Caroline Bakasa (35) of Sunningdale 2 in Harare, who sells blankets, household accessories and clothes at Copacabana flea market in Harare’s CBD said since creating the WhatsApp group, in January this year, she has maintained her existing clients and is also getting new ones.“I sell clothes in town, but because of the lockdown I am working from home. I am not an essential worker and was worried when the lockdown was announced at the beginning of the year. I was used to walk- in customers and never bothered to create a WhatsApp group.  I am now getting many orders through the WhatsApp group,” she said.

Bakasa said her group now has more than 150 members and she is getting at least eight orders per week making about US$80 in sales.“I noticed many women are ordering household accessories like cushion covers and curtaining and also fleece bed covers during the lockdown. The reason could be the women have enough time to spruce up their homes during the lockdown,” she said.

Bakasa added that she also joined a WhatsApp group where middleman offer services to bring stuff from South Africa, Botswana and Zambia.

“I cannot go to Botswana where I get stuff from since borders are closed to ordinary travellers. But my blankets, bedcovers and cushion covers are being delivered by middlemen I pay and I am satisfying my clients,” she said.Another small business owner Mercy Marimo (40) of Norton said when her clients place an order through WhatsApp, it usually takes two weeks to have the stuff delivered if she does not have the goods in stock. She sells women’s and men’s clothes she orders from Zambia.

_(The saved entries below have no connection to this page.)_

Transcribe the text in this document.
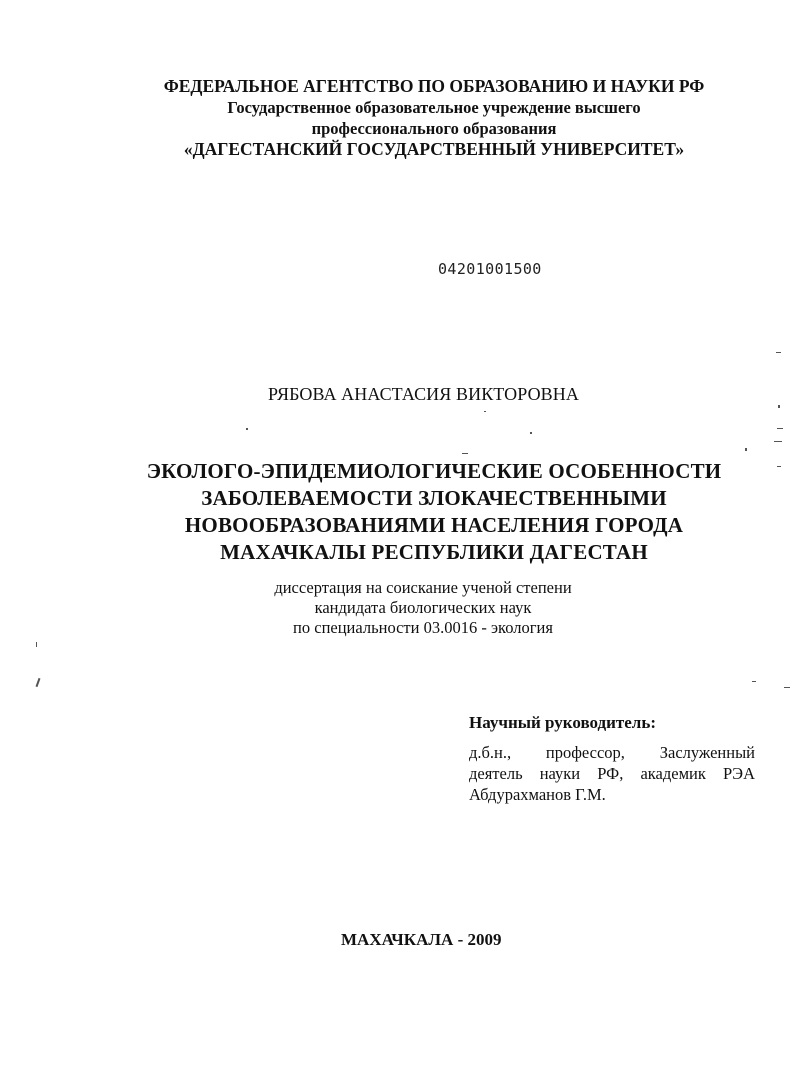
ФЕДЕРАЛЬНОЕ АГЕНТСТВО ПО ОБРАЗОВАНИЮ И НАУКИ РФ
Государственное образовательное учреждение высшего
профессионального образования
«ДАГЕСТАНСКИЙ ГОСУДАРСТВЕННЫЙ УНИВЕРСИТЕТ»
04201001500
РЯБОВА АНАСТАСИЯ ВИКТОРОВНА
ЭКОЛОГО-ЭПИДЕМИОЛОГИЧЕСКИЕ ОСОБЕННОСТИ
ЗАБОЛЕВАЕМОСТИ ЗЛОКАЧЕСТВЕННЫМИ
НОВООБРАЗОВАНИЯМИ НАСЕЛЕНИЯ ГОРОДА
МАХАЧКАЛЫ РЕСПУБЛИКИ ДАГЕСТАН
диссертация на соискание ученой степени
кандидата биологических наук
по специальности 03.0016 - экология
Научный руководитель:
д.б.н., профессор, Заслуженный
деятель науки РФ, академик РЭА
Абдурахманов Г.М.
МАХАЧКАЛА - 2009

“But when I have the goods in stock, I immediately drive where the client stays. This has helped me stay afloat during the lockdown. I am able to feed my family,” she added.She also said the lockdown has made her appreciate the importance of moving with technological advancements, especially now that Covid-19 has changed the way people live and do business.“I used to avoid online marketing, I thought it was a waste of time. I believed in face to face interactions, but Covid-19 lockdown has changed the way I view this,” she said.Marimo said when she delivers goods to her clients, she goes alone and also adheres to Covid-19 prevention methods.

“When I deliver goods to my clients, I make sure that I will be wearing my face mask. I also move around with my sanitiser so that I maintain hand hygiene,” she added. Precious Gura of Chitungwiza, whose WhatsApp group specialises in baking ingredients, said her shop is closed.However, she has been getting many orders which she delivers to clients, depending on quantity.

“I had several of my regular clients’ numbers and when the lockdown was announced I immediately created a WhatsApp group. I gave them the group link, which others can use to join and now I have 200 active members,” she said.She said through the WhatsApp group, she gets orders daily and sometimes cannot keep up with the demand as stock runs out.

“With Valentine’s Day approaching, many bakers are looking for ingredients and the demand is quite high. I now ask them to place orders two days in advance so that I keep up with the demand,” she said.She said technology has helped her during the lockdown period.Previous epidemics like HIV and Aids have taught women enough lessons and toughened them up to be innovative in the face of challenges.As expected Covid-19 has disproportionately impacted women and girls, as they are generally subjected to more economic and socially vulnerable situations.Yet, the above group of women have refused to let Covid-19 affect their livelihoods. Each day the members on their WhatsApp groups continue to increase, and their income stable.